普通に考えて、この時間は『辛い経験』に含まれますが、いつか必ず訪れる『自分が理想とする未来』を見据えていたため、その人は努力し続けることができたのです。

そして結果的に、その友達はバスケの強い高校に特待生として入り、全日本選抜に選ばれるまでの選手に成長したのです。

この話の中で

  • バスケで努力を続ける友達
  • 馬鹿にしてくるチームメート

シーンで見たら『馬鹿にしてくるチームメート』の方が楽しい人生かもしれませんが、ストーリーで考えると、圧倒的に『バスケで努力を続ける友達』の方が楽しいはずです。

このような環境で努力をし続けられるというのは、この先の人生で大きな武器になることは間違いありません。

ちなみに間違った努力をしてしまうと、人生は悪い方向に向かうので注意しましょう。

数年・数十年という人生のストーリーで考えたとき、この両者の差は到底埋めることができないものになっているでしょう。

苦しい=成長している

そして、心が折れそうな瞬間の当事者となった場合、重要なことは

『苦しいをどの角度から見るか』

です。

先ほどの友達の例で考えてみると、周りから馬鹿にされながら努力を続ける友達は確実に『苦しい』はずです。

しかし、それを

『成長』

という視点から見ると、むしろその場で努力をせずに人を馬鹿にしている人生の方が圧倒的に苦しいことになるのです。

そもそも努力している人を馬鹿にする人は

『努力することを放棄している』

ため、この先の人生でも努力することが難しくなります。

一方、恵まれない環境で自分の成長にフォーカスしている友達は、この先どのような環境であっても努力を続けることができるはずです。

それを考えると、その辛い経験が

『最高の未来を呼び寄せる可能性を飛躍的に高めている』

ため、シーンでは辛くても、人生のストーリーではこれほど楽で幸せな人生はないのです。

苦しさをどの角度から見るか?ここさえ意識することができれば、これから起こる辛い経験も心が折れることなく乗り越えることができるはずですよ。

まとめ

わざわざ辛い経験を乗り越える必要なんてない!そう考える人の意見も分かります。

ただ、実際に自分の人生を振り返ってみると、辛い経験から目を逸らして逃げた時と、真っ正面からぶつかって乗り越えた時のどちらの未来で良い経験ができましたか?

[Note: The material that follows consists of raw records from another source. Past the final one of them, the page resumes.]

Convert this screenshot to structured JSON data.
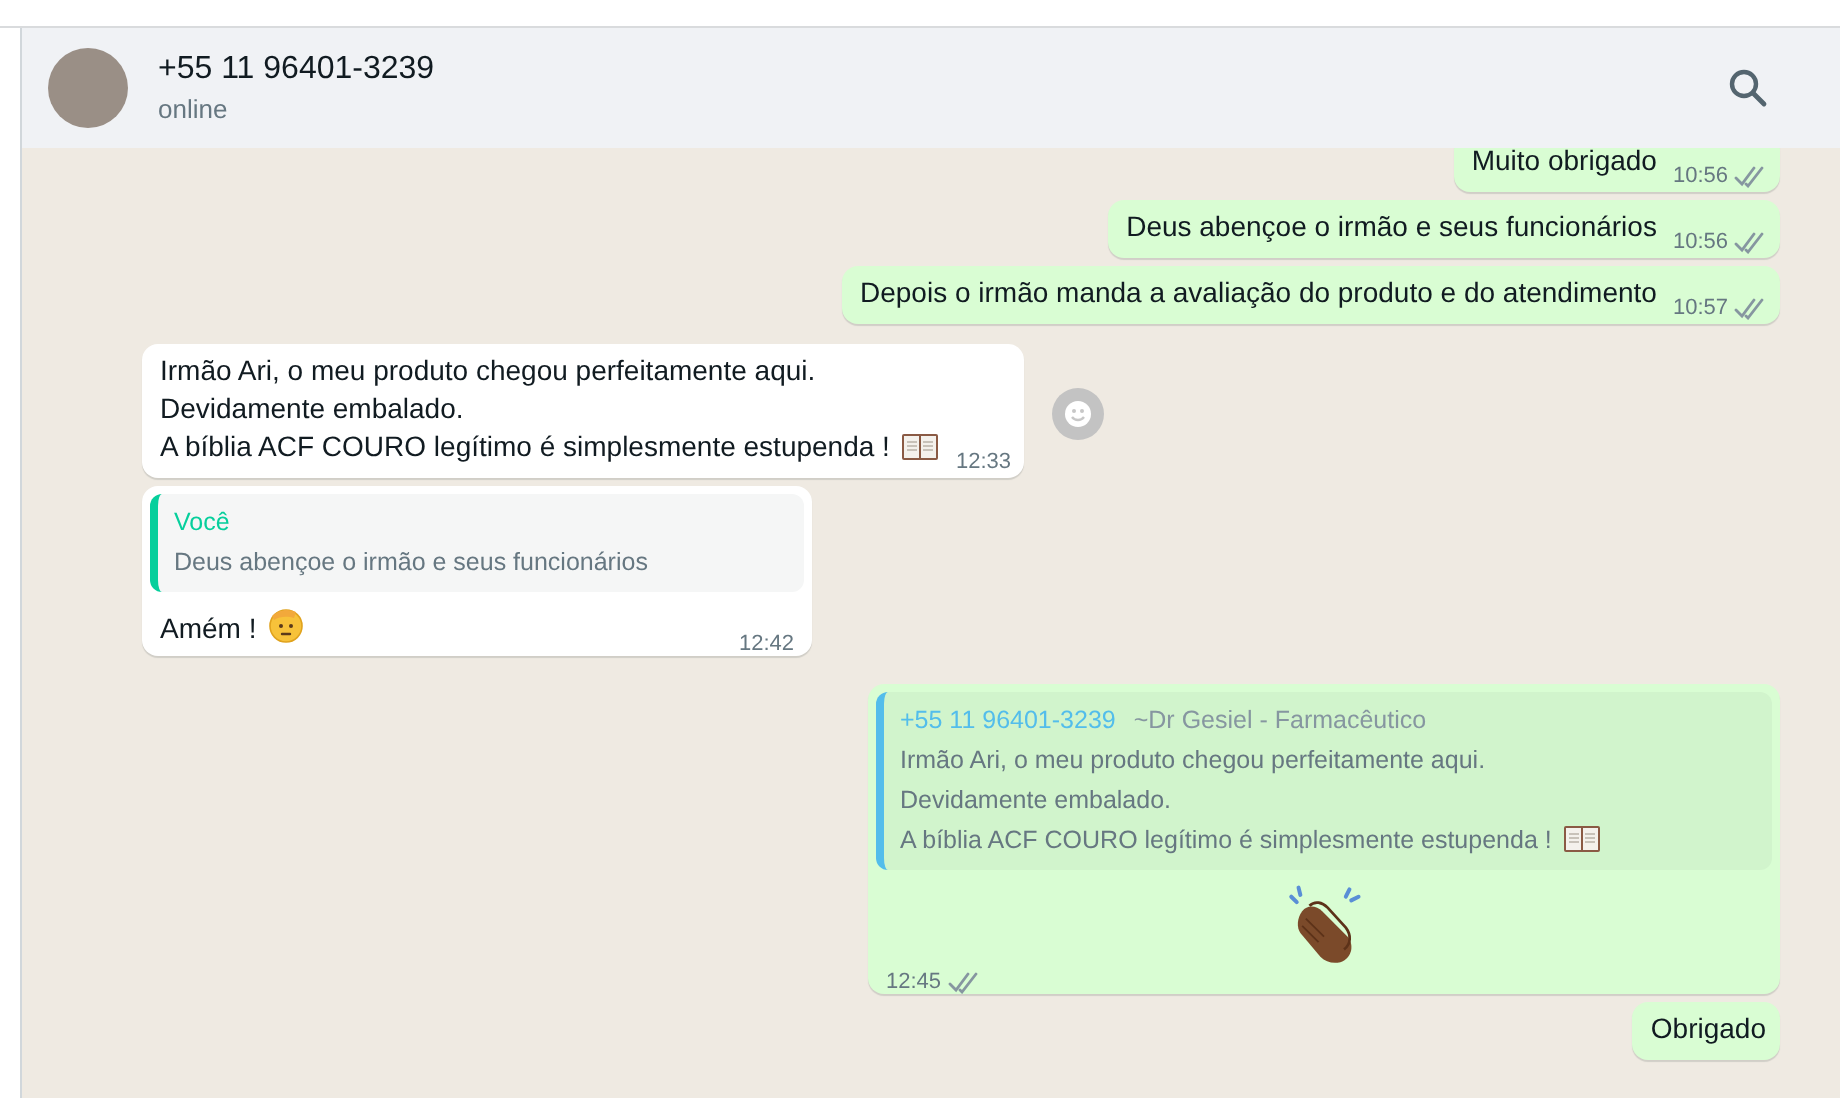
{
  "header": {
    "name": "+55 11 96401-3239",
    "status": "online"
  },
  "messages": [
    {
      "kind": "out",
      "lines": [
        "Muito obrigado"
      ],
      "time": "10:56",
      "read": false
    },
    {
      "kind": "out",
      "lines": [
        "Deus abençoe o irmão e seus funcionários"
      ],
      "time": "10:56",
      "read": false
    },
    {
      "kind": "out",
      "lines": [
        "Depois o irmão manda a avaliação do produto e do atendimento"
      ],
      "time": "10:57",
      "read": false
    },
    {
      "kind": "in",
      "lines": [
        "Irmão Ari, o meu produto chegou perfeitamente aqui.",
        "Devidamente embalado.",
        "A bíblia ACF COURO legítimo é simplesmente estupenda !"
      ],
      "time": "12:33"
    },
    {
      "kind": "in",
      "quote": {
        "author": "Você",
        "lines": [
          "Deus abençoe o irmão e seus funcionários"
        ]
      },
      "lines": [
        "Amém !"
      ],
      "time": "12:42"
    },
    {
      "kind": "out",
      "quote": {
        "author": "+55 11 96401-3239",
        "alias": "~Dr Gesiel - Farmacêutico",
        "lines": [
          "Irmão Ari, o meu produto chegou perfeitamente aqui.",
          "Devidamente embalado.",
          "A bíblia ACF COURO legítimo é simplesmente estupenda !"
        ]
      },
      "time": "12:45",
      "read": false
    },
    {
      "kind": "out",
      "lines": [
        "Obrigado"
      ]
    }
  ]
}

おそらく、逃げてしまった時は、短期的な快楽は得られても、長期的には苦しい人生を強いられたはずです。

人生に関しては、辛い経験をしなかったしわ寄せ(棚卸しの時期)は必ずやってきます。

つまり、このイベントからは逃げることができないため

『いつ辛い経験を経ておくか?』

でしか考えられないということです。

辛い・苦しいをどの角度から見るかを意識して、多くの人がネガティブに捉えている辛い経験を乗り越えて、最高の未来を手にしていきましょう。

その経験がいつか必ず財産になりますから。